The unauthorized notification was sent via a third-party system that Betterment utilizes for marketing and other routine customer communications. By exploiting this system, the message appeared to be an official corporate announcement, claiming to celebrate the company’s performance. The use of third-party infrastructure for unauthorized purposes remains a concern for financial platforms that rely on these systems to reach their client base. Betterment’s status as a regulated digital investment platform meant that a quick response was necessary once the fraudulent promotion, which requested direct wallet-to-wallet transfers of up to $10,000, was identified as a security breach within its marketing communication channels.
Impact
The incident at Betterment occurs at a time when the broader landscape for cryptocurrency phishing is seeing significant shifts. According to recent data, crypto phishing losses fell by 83% in 2025, with total losses dropping to approximately $83.85 million. This is a sharp decline from the nearly $494 million lost to similar attacks just one year earlier. The number of victims also saw a significant decrease, falling to about 106,000 individuals, which represents a 68% drop year over year. These figures suggest that while attacks continue, the overall financial impact and the total number of successful compromises have diminished as market activity cooled compared to previous cycles.

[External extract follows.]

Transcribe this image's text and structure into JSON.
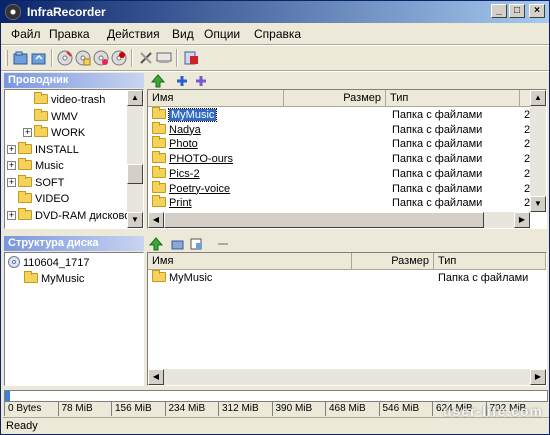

Despite this downward trend in total losses, phishing attempts remain closely tied to market cycles. Historically, phishing losses have peaked during periods characterized by heightened onchain activity. The Betterment incident, while involving a third-party communication system rather than a direct onchain exploit, fits into a pattern of malicious actors attempting to exploit periods of perceived market success or corporate milestones. Even as the total volume of phishing losses declines across the industry, the use of sophisticated methods to target users of established financial platforms like Betterment demonstrates that the threat of digital asset theft remains a persistent challenge for both investors and service providers.
Outlook
Looking ahead, the correlation between cryptocurrency market performance and the frequency of phishing attacks remains a key factor for the industry. Historical data shows that when major assets like Ethereum experience strong rallies, as seen in the third quarter of 2025, phishing losses often reach their highest levels. During that specific quarter, losses reached $31 million, coinciding with the peak of the Ethereum market rally. This suggests that future periods of high volatility or significant price increases may lead to a resurgence in fraudulent attempts, as scammers look to capitalize on increased user engagement and market enthusiasm.
The Betterment unauthorized message, which promised to “triple” funds within hours, relied on classic fraudulent tropes that tend to resurface during different market phases. As the industry moves forward, the focus on securing third-party marketing and communication systems will likely intensify to prevent similar unauthorized notifications. While the 83% drop in phishing losses recorded in 2025 provides a positive outlook regarding the overall reduction of successful thefts, the persistent nature of these attempts indicates that vigilance remains necessary. Platforms like Betterment will likely continue to emphasize that legitimate investment offers do not involve sending Bitcoin or Ether to external wallet addresses with guaranteed short-term returns.